I versi di Lucy non cercano la rima, ignorano la metrica, sono uno sfogo della passione: sono vita, sono poesia; arte non diventano quasi mai, o la grande ed unica arte della poetessa è quella di non fare dell'arte?
«Come un sole che spunta ad oriente
ti vedo anche ora sai, di luce pura,
in un estatico sentirti in  me fluire
come una carezza sul cuore,
e dopo la pioggia l'arcobaleno».
Lucy
accarezza il suo sentimento, dà risalto alla sua immagine; riguarda la ragione ormai calma, al suo perturbamento, conosce la tranquilla gioia contemplativa, dona e nasce la pagina d'arte, e che si traduce in studio di selezione, di vigore, di euritmia, di misura, di bellezza. Rimane nella zona torrida della passione, che è al di fuori o al di sotto della zona temperata dell'arte. Scrive lì per lì: prima che il reale abbia perduto le sue asperità, abbia assunto i contorni indefiniti e soavi delle cose lontane.
Ella dona molta più importanza all’amore, che ai versi che lo cantano, con così spontanea candidezza.
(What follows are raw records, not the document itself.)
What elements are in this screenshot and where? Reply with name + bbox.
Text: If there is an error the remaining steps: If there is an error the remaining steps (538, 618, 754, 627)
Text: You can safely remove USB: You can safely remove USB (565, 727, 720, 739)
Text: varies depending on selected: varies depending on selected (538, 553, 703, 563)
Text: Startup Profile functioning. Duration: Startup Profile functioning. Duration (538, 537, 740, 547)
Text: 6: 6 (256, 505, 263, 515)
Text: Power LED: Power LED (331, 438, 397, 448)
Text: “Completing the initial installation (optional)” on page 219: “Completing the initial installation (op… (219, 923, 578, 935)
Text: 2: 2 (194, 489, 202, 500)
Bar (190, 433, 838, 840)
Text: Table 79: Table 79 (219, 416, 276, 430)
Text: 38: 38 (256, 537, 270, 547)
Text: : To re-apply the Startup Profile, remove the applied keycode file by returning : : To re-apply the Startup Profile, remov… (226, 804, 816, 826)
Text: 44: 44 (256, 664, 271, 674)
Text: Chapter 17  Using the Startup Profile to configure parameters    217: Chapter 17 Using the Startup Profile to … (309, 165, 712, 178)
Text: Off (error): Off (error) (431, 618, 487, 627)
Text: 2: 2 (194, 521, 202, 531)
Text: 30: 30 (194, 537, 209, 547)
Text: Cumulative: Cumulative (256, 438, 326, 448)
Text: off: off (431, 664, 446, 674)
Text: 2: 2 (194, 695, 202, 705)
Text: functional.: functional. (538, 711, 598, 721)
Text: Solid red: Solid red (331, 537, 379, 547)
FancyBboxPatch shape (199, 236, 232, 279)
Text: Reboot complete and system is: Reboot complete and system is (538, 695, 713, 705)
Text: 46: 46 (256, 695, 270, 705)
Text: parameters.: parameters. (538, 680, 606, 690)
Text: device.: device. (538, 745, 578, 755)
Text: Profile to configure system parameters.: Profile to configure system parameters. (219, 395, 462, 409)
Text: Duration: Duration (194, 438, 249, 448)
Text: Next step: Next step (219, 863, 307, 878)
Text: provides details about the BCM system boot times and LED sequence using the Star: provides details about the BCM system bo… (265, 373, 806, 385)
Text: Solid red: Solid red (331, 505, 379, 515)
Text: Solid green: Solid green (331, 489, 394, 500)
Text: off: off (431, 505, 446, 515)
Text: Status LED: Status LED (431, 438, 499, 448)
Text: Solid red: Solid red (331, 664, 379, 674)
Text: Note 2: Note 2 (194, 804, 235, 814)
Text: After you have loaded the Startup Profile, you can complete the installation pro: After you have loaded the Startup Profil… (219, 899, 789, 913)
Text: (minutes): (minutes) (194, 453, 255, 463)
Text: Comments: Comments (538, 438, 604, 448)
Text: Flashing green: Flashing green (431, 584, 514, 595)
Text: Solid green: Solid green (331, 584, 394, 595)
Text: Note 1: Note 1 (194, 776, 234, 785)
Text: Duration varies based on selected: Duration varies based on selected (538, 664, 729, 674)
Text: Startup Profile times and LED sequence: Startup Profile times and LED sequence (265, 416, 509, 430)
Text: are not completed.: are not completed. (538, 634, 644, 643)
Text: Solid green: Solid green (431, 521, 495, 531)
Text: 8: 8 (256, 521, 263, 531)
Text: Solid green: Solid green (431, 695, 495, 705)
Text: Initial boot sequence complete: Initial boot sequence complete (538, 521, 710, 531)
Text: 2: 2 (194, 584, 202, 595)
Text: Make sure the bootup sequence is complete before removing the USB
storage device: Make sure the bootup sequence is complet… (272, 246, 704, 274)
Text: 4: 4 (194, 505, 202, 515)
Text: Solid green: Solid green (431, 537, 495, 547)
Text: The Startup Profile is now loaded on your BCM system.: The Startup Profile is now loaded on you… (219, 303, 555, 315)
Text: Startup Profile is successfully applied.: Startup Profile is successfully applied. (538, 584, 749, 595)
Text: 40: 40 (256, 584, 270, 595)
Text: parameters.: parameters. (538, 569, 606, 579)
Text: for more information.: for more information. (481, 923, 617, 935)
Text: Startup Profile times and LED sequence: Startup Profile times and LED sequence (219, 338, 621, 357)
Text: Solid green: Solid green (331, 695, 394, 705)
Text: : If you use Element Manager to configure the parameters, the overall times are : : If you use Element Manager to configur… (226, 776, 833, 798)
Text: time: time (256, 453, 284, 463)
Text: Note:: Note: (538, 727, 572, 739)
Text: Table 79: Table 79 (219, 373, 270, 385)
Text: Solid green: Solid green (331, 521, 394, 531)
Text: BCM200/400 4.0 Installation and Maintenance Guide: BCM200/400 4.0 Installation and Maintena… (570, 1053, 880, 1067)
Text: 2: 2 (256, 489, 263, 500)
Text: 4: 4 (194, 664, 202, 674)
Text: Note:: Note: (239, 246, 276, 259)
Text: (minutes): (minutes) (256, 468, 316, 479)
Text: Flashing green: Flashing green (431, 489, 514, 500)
La sua produzione è documento di un palpitante cuore di donna, prima e più che una finzione di poesia.
Lucy sa che: «
non può essere definito «poeta» chi fa del proprio sentimento una indignazione, cosciente che il suo sentimento fondamentale rimane soggetto a catarsi e non trasfigurata in visione «poeticamente disinteressata» della realtà... perché non le manca un mondo etico da sostituire a quello che depreca».